MICHAEL Rechtsanwaelte

BGH: Abweichung der Wohnfläche von mehr als 10% kann fristlose Kündigung rechtfertigen

von Rechtsanwalt Christoph Wink
Fachanwalt für Miet- und Wohnungseigentumsrecht 

Mit Urteil vom 29.04.2009 (VIII ZR 142/08) hat der Bundesgerichtshof entschieden, dass eine erhebliche Abweichung der tatsächlichen von der vertraglich vereinbarten Wohnfläche (regelmäßig bei mehr als 10%) einen wichtigen Grund darstellt, der den Mieter zur fristlosen Kündigung des Mietvertrages berechtigt.

Im zugrunde liegenden Fall waren die Kläger seit dem Anfang Mai 2002 Mieter einer Wohnung des Beklagten. In dem Mietvertrag wurde eine Wohnfläche von „ca. 100 m²“ vereinbart. Unter dem 24. 01.05 erklärten sie die fristlose Kündigung, hilfsweise die ordentliche Kündigung des Mietverhältnisses zum 30.04.05, weil die Wohnfläche um mehr als 10 % von der vereinbarten Fläche abweiche. Mit der Klage haben die Kläger unter anderem die Rückzahlung überzahlter Miete von € 4.901,11 € verlangt. Der Beklagte hat im Wege der Widerklage € 2.045,55 Miete für Februar bis April 2005 geltend gemacht.

Ein von dem erstinstanzlich zuständigen Amtsgericht eingeholtes Sachverständigengutachten ergab, dass die tatsächliche Wohnfläche lediglich 77,37 m² betrug damit um 22,63 % von der vereinbarten Wohnfläche abwich. Das AG verurteilte die Beklagten zur Zahlung von € 4.901,11 € und gab der Widerklage in Höhe von 1.600,85 € statt. Auf die Berufung der Kläger hat das Berufungsgericht die Verurteilung aus der Widerklage auf € 1.263,45 ermäßigt.

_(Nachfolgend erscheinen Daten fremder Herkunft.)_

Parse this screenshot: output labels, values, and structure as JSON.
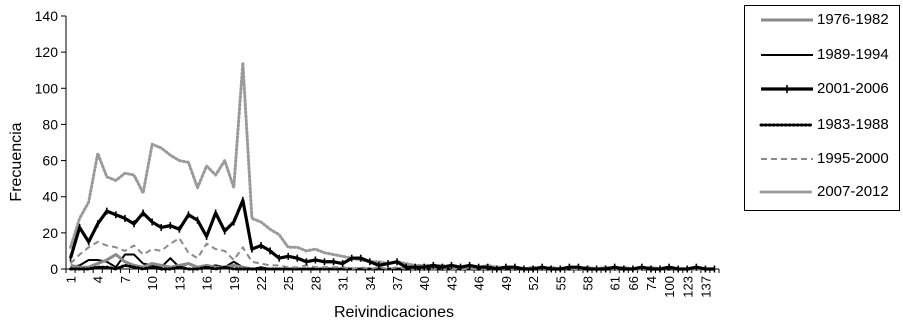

Der BGH führt aus, dass mit einer Flächenabweichung von 22,63 % ein Mangel gegeben ist, der zur Folge hat, dass insbesondere die Voraussetzungen für eine fristlose Kündigung aus wichtigem Grund gemäß § 543 Abs. 2 Satz 1 Nr. 1 BGB gegeben sind. Die Darlegung, warum dem Mieter die Fortsetzung des Mietverhältnisses nicht mehr zumutbar ist, hält der BGH nicht für erforderlich. Bei den Kündigungsgründen nach § 543 Abs. 2 Satz 1 Nr. 1 bis 3 BGB handele es sich um „gesetzlich typisierte Fälle der Unzumutbarkeit“. „Soweit deren tatbestandliche Voraussetzungen erfüllt sind, ist grundsätzlich auch ein wichtiger Grund im Sinne von § 543 Abs. 1 BGB zur fristlosen Kündigung gegeben.“

Allerdings betont der BGH, dass das Recht zur außerordentlichen (fristlosen) Kündigung im Einzelfall verwirkt sein kann. Dies komme u.a. dann in Betracht, wenn der Mieter bei Mietbeginn oder danach erkennt, dass die tatsächliche Wohnfläche die im Mietvertrag angegebene um mehr als zehn Prozent unterschreitet, ohne dies zeitnah zum Anlass für eine fristlose Kündigung zu nehmen. Dies wurde allerdings für den vorliegenden Fall verneint.

Anmerkung

Der BGH hat mit seinem Urteil vom 24.03.2004 (VIII ZR 295/03) für das Mietrecht eine Toleranzgrenze eingeführt, um Unbilligkeiten zu beseitigen, die daraus resultieren, dass die tatsächliche von der vereinbarten Wohnfläche abweicht. Liegt zu Ungunsten des Mieters eine Abweichung von mehr als 10% vor, stellt dies einen zur Minderung berechtigenden Sachmangel dar. Der BGH führte hierzu seinerzeit aus:

„Ein abweichendes Flächenmaß ist i.S. des § 536 I 3 BGB und des § 537 I 2 BGB a.F. dann erheblich, wenn die tatsächliche Fläche um mehr als 10% hinter der vertraglich vereinbarten Größe zurückbleibt (OLG Karlsruhe, NJW-RR 2002, 586 = NZM 2002, 218; KG, GE 2002, 257; Emmerich/Sonnenschein, § 536 Rdnr. 22; Kinne, GE 2003, 100, jew. m.w. Nachw.). Ein zur Minderung berechtigender Sachmangel wird auch bei einem Vertrag über den Kauf oder die Errichtung eines Hauses bzw. einer Eigentumswohnung im Falle einer Unterschreitung der vereinbarten Wohnfläche von mehr als 10% anerkannt (BGH, NJW 1997, 2874 [unter II 2]; vgl. auch NZBau 2004, 269 = NZM 2004, 393 = EBE/BGH 2004, 111 [unter II 1, III 1b]). Gründe für eine andere Bemessung der Wesentlichkeitsgrenze im Mietrecht liegen nicht vor (Blank, WuM 1998, 467 [468]; Kraemer, NZM 1999, 156 [158]).“  (BGH, aaO.)
  

Diese Grenze hat der Bundesgerichtshof mehrfach zum  Prüfungskriterium gemacht und daran konsequent festgehalten. Nunmehr stellt der BGH klar, dass eine solche negative Abweichung der Wohnfläche (zur Berechnung der Fläche siehe auch das Urteil des BGH vom 23.05.07) den Mieter auch zum Ausspruch einer fristlosen Kündigung berechtigen soll (Ausnahme: Verwirkung).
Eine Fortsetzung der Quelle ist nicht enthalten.